Dunque, avuto riguardo alla norma che punisce “chi esercita una professione o un mestiere rumoroso contro le disposizioni della legge o le prescrizioni dell’autorità”, una piena sovrapponibilità tra le due fattispecie (penale e amministrativa) si avrà soltanto nel caso in cui l’attività rumorosa si sia concretata nel mero superamento dei valori limite di emissione specificamente stabiliti in base ai criteri delineati dalla legge quadro, causato mediante l’esercizio o l’impiego delle sorgenti individuate dalla legge medesima.
Ne resta quindi escluso il superamento di soglie di rumore diversamente individuate o generate da altre fonti, oltre, ovviamente, tutte quelle condotte che si estrinsecano nell’esercizio di attività rumorose svolte in violazione di altre disposizioni di legge o delle prescrizioni dell’autorità.

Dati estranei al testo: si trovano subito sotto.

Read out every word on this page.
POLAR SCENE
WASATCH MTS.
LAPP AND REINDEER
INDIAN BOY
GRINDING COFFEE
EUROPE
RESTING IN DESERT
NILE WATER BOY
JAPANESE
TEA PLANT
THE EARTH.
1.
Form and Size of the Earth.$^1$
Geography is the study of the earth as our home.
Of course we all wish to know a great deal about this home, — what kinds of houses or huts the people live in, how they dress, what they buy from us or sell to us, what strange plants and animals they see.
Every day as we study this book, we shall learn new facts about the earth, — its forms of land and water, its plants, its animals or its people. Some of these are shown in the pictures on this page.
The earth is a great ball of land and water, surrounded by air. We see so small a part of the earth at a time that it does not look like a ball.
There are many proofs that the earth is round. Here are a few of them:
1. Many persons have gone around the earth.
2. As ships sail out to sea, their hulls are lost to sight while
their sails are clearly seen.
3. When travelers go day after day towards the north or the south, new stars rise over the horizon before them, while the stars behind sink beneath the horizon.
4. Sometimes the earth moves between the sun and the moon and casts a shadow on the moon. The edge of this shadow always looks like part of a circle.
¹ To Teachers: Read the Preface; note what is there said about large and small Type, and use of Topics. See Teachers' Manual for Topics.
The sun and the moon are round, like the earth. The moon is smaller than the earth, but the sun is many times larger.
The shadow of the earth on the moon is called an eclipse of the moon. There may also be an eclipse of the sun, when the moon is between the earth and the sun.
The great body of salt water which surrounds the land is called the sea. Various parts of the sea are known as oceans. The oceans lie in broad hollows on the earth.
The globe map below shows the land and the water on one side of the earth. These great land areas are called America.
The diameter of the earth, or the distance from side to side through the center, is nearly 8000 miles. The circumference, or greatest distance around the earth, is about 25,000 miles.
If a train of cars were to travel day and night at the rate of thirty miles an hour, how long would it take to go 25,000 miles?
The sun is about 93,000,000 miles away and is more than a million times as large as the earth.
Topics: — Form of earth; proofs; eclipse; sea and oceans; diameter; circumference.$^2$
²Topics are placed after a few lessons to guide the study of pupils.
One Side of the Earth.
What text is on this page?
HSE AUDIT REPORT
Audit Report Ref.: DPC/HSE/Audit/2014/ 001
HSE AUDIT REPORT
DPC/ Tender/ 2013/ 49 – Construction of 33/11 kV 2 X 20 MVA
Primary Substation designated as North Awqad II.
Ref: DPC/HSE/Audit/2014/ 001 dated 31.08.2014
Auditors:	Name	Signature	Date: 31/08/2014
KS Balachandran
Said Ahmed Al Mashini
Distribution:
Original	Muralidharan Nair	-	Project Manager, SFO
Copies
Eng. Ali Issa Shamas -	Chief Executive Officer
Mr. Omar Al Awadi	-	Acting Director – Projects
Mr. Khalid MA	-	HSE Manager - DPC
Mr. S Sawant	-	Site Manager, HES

Per tale ragione, l’illecito amministrativo si configura, quindi, ove si verifichi solo il mero superamento dei limiti differenziali di rumore fissati dalle leggi e dai decreti presidenziali in materia, mentre il reato previsto dal primo comma dell’art. 659 c.p. ove il fatto costituivo dell’illecito sia rappresentato da qualcosa di diverso dal mero superamento dei limiti di rumore, si configura per effetto di un esercizio del mestiere che ecceda le sue normali modalità o ne costituisca un uso smodato.
Per queste ragioni, il reato di cui al comma secondo dell’art. 659 c.p., viene integrato nel momento in cui la violazione riguardi altre prescrizioni legali o della Autorità, attinenti all’esercizio del mestiere rumoroso, diverse da quelle impositive di limiti di immissioni acustica. Il ricorso deve pertanto essere dichiarato inammissibile.